Coinbase's head of global litigation, Ryan VanGrack, has launched a sharp legal and rhetorical offensive against state regulators, accusing them of attempting to rewrite federal law and engaging in "gaslighting" regarding the oversight of prediction markets. The conflict stems from Coinbase's August 2025 partnership with prediction market platform Kalshi to offer exchange-traded event contracts, which triggered cease-and-desist letters and public warnings from state authorities in Connecticut, Illinois, Michigan, and Nevada.

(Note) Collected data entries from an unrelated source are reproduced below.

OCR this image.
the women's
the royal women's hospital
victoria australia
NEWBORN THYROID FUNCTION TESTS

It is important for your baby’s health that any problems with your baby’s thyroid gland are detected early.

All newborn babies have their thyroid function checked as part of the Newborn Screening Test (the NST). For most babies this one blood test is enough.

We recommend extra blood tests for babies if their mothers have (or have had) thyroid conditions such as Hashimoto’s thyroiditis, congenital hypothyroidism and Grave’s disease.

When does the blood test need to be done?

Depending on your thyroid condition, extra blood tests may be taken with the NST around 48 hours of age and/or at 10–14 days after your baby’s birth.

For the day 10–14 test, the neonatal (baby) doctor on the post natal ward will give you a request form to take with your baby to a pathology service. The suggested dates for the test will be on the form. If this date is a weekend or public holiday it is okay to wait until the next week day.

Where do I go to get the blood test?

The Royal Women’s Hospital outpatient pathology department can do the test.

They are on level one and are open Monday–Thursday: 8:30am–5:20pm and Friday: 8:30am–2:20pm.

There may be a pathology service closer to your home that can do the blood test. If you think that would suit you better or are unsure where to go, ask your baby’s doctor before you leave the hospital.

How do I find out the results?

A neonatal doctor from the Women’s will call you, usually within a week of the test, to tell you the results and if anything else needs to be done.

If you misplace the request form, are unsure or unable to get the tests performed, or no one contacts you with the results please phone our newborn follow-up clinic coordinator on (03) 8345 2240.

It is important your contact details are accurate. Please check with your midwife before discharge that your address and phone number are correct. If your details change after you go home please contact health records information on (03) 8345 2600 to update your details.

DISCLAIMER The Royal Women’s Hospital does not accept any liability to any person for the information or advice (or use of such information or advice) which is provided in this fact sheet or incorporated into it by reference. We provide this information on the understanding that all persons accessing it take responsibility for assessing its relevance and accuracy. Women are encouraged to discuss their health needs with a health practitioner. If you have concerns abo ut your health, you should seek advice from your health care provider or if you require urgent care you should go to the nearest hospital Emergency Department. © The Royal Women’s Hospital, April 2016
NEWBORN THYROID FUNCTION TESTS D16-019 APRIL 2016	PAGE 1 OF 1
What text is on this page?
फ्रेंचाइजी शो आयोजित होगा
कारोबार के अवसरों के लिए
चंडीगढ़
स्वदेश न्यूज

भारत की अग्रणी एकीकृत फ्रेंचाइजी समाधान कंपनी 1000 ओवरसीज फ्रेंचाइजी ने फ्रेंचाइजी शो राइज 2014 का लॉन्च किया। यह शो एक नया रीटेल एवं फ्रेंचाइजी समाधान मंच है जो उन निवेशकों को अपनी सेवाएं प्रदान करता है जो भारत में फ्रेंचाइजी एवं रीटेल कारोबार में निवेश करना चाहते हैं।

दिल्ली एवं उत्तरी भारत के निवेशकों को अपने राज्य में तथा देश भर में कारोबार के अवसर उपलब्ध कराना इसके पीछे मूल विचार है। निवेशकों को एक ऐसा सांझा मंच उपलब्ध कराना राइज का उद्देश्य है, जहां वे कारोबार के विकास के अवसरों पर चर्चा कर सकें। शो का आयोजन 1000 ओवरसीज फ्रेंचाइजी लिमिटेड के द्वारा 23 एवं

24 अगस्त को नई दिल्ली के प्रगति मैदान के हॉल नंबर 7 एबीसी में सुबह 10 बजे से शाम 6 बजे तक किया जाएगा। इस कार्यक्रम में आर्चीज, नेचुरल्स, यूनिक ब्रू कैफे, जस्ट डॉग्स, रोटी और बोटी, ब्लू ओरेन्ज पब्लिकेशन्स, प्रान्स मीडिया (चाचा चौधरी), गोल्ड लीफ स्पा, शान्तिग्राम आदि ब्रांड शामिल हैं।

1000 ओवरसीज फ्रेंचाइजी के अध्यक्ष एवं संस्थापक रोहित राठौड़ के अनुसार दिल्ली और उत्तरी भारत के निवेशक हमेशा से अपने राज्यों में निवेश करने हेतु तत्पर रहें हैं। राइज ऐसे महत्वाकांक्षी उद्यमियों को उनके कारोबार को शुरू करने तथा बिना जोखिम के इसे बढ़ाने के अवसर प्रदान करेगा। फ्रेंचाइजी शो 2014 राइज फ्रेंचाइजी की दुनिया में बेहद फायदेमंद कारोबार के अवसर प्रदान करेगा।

VanGrack argues these state actions pose "real and imminent" threats to customers, forcing Coinbase to seek clarity in federal court. At the heart of the dispute is whether sports-related event contracts constitute illegal gambling under state law or are federally regulated derivatives. VanGrack contends the Commodity Exchange Act grants the Commodity Futures Trading Commission (CFTC) exclusive jurisdiction over swaps and derivatives, including these contracts, and contains a "special rule" allowing only the CFTC—not states—to prohibit them on public policy grounds.
The litigation head specifically criticized Illinois officials' claim that state intervention is necessary due to limited CFTC resources, labeling that argument a form of "gaslighting." He pointed to the CFTC's long-standing oversight of multi-trillion-dollar derivatives markets and recent enforcement reminders around insider trading in event contracts as evidence of the agency's active regulatory capacity.
Coinbase draws a fundamental distinction between its prediction markets and traditional sports betting. On a CFTC-overseen designated contract market like Kalshi, buyers and sellers set prices on an exchange for contracts that settle based on verifiable outcomes. In contrast, sportsbook operators set odds and take the other side of the bet, a structure regulated by states. VanGrack emphasized that no one is arguing the CFTC should regulate sportsbooks, only that exchange-traded event contracts fall under federal derivatives law.
The broader stakes involve preventing a fragmented regulatory landscape. VanGrack warned that subjecting national derivatives markets to "a patchwork of 50 regulators" would undermine investor confidence and market stability, arguing that Congress long ago established a unified federal framework for derivatives that should apply equally to prediction markets.